You can see why the plant is so popular. It smothers itself in small, tubular flowers and it stands up to the heat as well.
Continued Below

The facts about this great little plant…
Native to the Hill Country and southwest into Mexico.
Grows in calcareous, rocky outcroppings.
Grows to 4 to 5 ft. tall and wide in South Texas; not that tall in North Texas where it frequently freezes to the ground and regrows from its roots (acting more like a perennial).
Root-hardy to Dallas/Fort Worth and the I-20 corridor and southward. May be lost in extreme winters toward the north end of its range.
Handles full Texas sun, heat and relatively dry conditions.
Blooms for many weeks in the summer.
Its small, tubular flowers are hummingbird magnets.

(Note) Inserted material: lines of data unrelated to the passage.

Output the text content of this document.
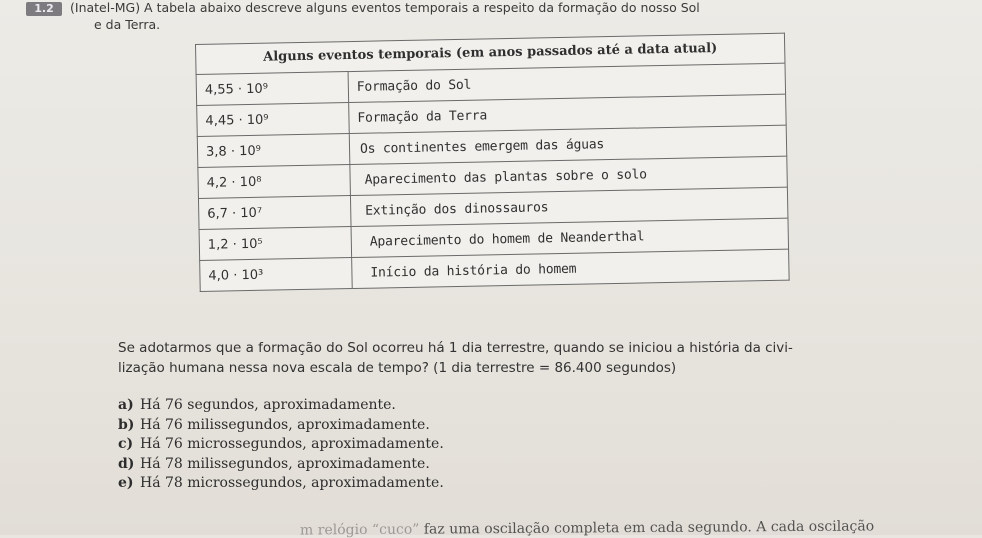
1.2	(Inatel-MG) A tabela abaixo descreve alguns eventos temporais a respeito da formação do nosso Sol
e da Terra.
Alguns eventos temporais (em anos passados até a data atual)	
4,55 · 10⁹	Formação do Sol
4,45 · 10⁹	Formação da Terra
3,8 · 10⁹	Os continentes emergem das águas
4,2 · 10⁸	Aparecimento das plantas sobre o solo
6,7 · 10⁷	Extinção dos dinossauros
1,2 · 10⁵	Aparecimento do homem de Neanderthal
4,0 · 10³	Início da história do homem
Se adotarmos que a formação do Sol ocorreu há 1 dia terrestre, quando se iniciou a história da civi-
lização humana nessa nova escala de tempo? (1 dia terrestre = 86.400 segundos)
a) Há 76 segundos, aproximadamente.
b) Há 76 milissegundos, aproximadamente.
c) Há 76 microssegundos, aproximadamente.
d) Há 78 milissegundos, aproximadamente.
e) Há 78 microssegundos, aproximadamente.
m relógio “cuco” faz uma oscilação completa em cada segundo. A cada oscilação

This is a clump of flame acanthus that I photographed in McKinney just a couple of weeks ago. It was too hot for butterflies or hummingbirds to be working the blooms while I was there, but I’ll bet they had been busy earlier in the morning. This plant is such a delight.

I’m a big fan of understated plants that do their jobs without calling out a lot of attention to themselves. Plants like Mexican heather and fall aster really excite me, and so does this one. It’s just a little shrub until it suddenly bursts into bloom – and then just look at what you have!